What’s driving longer searches on mobile?
Mobile devices are becoming increasingly dominant – the average browsing device split is currently 72% for mobile and 28% desktop – and while this trend is likely to continue, there’s been little industry research done exploring the differences in length of searches across devices. There are, however, several data points that shed light on why mobile-initiated searches tend to be longer. For starters, demographics is playing a significant role in driving this pattern.
In the UK, for example, those who perform a travel search exceeding four words in length are 22% more likely to be a digital native (those between the age of 18 and 34). This generation, having come of age with the internet and being mobile-first, is renowned for the ability to discover and find the information they need online in a matter of moments, but how? Part of that may include the tendency to perform longer, more accurate searches. This audience has realised that longer searches result in better findings from a single search.
Base: UK online population who had conducted at one search that resulted in a visit to a travel site between 10 April and 7 May 2016
Predictive capabilities have also played a role in driving search lengths up on mobile devices. In 2013, researchers at Microsoft and the University of Illinois discovered that searches conducted on Bing were longer when carried out on mobile, compared to desktop. The authors suggest that predictive text played a significant role in shaping this behaviour, and was evidently relied upon to conduct mobile searches due to the difficulty of typing on a mobile device.
The future is longer, more complex searches
Mobile keyboards have improved significantly since 2013; however, any threat to the shortening of mobile searches has been addressed by predictive text capabilities, once again allowing for more detailed search queries with greater confidence. And this won’t stop; the learnt algorithm continues to improve and learn nuances in keywords and expressions shared through conversation meaning the search is becoming longer and more involved.
Voice search, already commonly used by Apple’s Siri, Google Now and Microsoft’s Cortana, may define the next generation of search. The technology is likely to lead to an era of device-less search. Amazon Echo and Google Home are providing consumers with ways to perform search queries and get information without the use of a screen. As these virtual assistants become increasingly integrated with our daily lives, and consumers become ever more comfortable interacting with a browser, searches will become even longer and more conversational in tone. Searches will reflect the way we speak rather than type, leading to a more natural process for searching.

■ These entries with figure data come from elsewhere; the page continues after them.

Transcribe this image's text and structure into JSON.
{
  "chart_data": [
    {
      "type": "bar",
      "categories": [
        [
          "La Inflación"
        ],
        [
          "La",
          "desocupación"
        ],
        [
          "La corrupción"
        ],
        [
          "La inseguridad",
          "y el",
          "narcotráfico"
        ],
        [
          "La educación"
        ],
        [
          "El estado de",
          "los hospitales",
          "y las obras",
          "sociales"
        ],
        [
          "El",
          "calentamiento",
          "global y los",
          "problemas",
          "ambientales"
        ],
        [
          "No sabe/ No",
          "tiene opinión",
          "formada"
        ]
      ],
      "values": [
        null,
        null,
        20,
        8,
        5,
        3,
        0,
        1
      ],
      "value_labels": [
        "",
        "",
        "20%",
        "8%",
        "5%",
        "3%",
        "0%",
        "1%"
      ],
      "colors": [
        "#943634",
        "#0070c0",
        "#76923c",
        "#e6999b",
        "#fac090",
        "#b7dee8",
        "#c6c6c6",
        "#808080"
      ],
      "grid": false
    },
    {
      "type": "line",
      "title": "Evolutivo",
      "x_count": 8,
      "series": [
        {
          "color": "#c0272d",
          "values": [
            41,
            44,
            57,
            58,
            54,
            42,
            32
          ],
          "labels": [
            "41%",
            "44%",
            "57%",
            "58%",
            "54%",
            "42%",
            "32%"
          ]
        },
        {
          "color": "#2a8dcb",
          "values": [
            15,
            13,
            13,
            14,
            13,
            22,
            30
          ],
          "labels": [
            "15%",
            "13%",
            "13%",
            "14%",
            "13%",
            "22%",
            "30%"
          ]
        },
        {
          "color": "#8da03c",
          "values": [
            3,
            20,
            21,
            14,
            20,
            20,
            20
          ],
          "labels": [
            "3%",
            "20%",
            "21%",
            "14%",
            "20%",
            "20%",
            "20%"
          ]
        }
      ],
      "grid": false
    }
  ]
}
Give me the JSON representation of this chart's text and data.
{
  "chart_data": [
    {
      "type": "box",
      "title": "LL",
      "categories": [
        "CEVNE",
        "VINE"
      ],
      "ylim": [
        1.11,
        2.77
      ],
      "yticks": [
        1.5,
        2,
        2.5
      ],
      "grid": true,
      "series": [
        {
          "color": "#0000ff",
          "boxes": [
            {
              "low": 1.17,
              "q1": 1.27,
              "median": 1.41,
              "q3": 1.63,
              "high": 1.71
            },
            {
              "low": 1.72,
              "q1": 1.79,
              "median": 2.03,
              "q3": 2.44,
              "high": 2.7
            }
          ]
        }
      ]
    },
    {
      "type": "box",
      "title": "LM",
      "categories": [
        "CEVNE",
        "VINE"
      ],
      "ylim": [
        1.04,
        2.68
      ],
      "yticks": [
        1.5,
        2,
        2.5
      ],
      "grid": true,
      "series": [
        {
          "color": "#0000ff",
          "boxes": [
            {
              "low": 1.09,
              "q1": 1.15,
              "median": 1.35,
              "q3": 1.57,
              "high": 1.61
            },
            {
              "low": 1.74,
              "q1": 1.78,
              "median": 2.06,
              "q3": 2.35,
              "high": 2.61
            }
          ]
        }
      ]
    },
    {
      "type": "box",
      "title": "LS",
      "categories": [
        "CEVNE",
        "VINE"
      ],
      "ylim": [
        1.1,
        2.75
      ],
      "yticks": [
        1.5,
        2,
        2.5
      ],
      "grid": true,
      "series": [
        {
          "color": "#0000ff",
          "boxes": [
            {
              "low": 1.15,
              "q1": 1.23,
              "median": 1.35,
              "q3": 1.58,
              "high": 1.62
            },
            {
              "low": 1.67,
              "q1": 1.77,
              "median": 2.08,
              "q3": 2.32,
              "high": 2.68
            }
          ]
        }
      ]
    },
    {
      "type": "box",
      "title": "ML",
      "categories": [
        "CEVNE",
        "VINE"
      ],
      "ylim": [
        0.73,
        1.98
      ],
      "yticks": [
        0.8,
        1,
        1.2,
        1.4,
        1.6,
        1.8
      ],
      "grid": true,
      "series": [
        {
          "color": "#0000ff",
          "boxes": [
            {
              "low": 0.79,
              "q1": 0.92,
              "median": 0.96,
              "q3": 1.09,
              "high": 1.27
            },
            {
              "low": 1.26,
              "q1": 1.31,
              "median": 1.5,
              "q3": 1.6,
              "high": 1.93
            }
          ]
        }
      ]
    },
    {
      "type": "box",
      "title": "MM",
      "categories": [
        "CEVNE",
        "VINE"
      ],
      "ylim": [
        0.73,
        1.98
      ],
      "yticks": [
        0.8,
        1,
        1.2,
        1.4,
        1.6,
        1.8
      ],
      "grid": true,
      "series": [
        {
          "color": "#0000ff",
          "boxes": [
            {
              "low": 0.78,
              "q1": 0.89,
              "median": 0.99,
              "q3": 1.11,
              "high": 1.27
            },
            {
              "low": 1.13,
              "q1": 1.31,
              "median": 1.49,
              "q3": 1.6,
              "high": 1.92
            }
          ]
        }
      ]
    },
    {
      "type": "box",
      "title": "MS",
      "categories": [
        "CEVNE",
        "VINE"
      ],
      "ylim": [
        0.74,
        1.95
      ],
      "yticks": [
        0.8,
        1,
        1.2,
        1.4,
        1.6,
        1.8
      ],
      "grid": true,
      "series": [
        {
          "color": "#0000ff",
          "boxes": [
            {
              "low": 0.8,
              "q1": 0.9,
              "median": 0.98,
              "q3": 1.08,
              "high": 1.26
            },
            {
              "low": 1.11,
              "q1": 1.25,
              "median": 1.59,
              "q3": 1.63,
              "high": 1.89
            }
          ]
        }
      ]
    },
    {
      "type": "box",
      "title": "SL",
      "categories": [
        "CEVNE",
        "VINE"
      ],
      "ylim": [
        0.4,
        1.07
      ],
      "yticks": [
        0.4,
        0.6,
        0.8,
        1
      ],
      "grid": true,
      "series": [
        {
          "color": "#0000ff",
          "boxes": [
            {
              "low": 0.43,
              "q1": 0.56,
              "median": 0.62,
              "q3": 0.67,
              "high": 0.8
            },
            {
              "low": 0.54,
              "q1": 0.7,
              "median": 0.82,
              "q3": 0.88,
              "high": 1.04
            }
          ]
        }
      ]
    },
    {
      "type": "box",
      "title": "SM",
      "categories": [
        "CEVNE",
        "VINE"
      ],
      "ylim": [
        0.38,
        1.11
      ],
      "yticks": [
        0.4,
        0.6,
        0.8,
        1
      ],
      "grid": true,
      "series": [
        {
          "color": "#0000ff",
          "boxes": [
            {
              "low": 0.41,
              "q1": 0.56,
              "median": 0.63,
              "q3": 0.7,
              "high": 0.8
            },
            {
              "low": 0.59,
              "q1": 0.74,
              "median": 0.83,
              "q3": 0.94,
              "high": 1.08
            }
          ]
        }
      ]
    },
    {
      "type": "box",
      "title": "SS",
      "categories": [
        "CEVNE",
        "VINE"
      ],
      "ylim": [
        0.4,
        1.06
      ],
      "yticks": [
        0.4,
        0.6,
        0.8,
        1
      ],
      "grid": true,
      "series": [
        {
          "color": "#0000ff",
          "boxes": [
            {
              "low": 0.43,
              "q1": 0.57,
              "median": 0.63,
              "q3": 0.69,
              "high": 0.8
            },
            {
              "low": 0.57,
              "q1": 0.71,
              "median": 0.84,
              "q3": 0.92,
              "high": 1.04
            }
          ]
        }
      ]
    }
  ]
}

So, how should marketers adapt their search strategies to reflect this conversational shift?
People expect to engage technology in more natural ways than ever before, meaning the small set of previously bought keywords needs to become more comprehensive, intuitive and personalised to capture audience attention and serve the right result and the right time.
Marketers should be monitoring this trend closely to ensure they can capitalise on the rapidly changing behaviours of its consumers. By knowing how people are searching, marketers can adapt and evolve their search strategies to ensure full optimisation for the channel; whether that be a smartphone, smart TV or even a virtual assistant.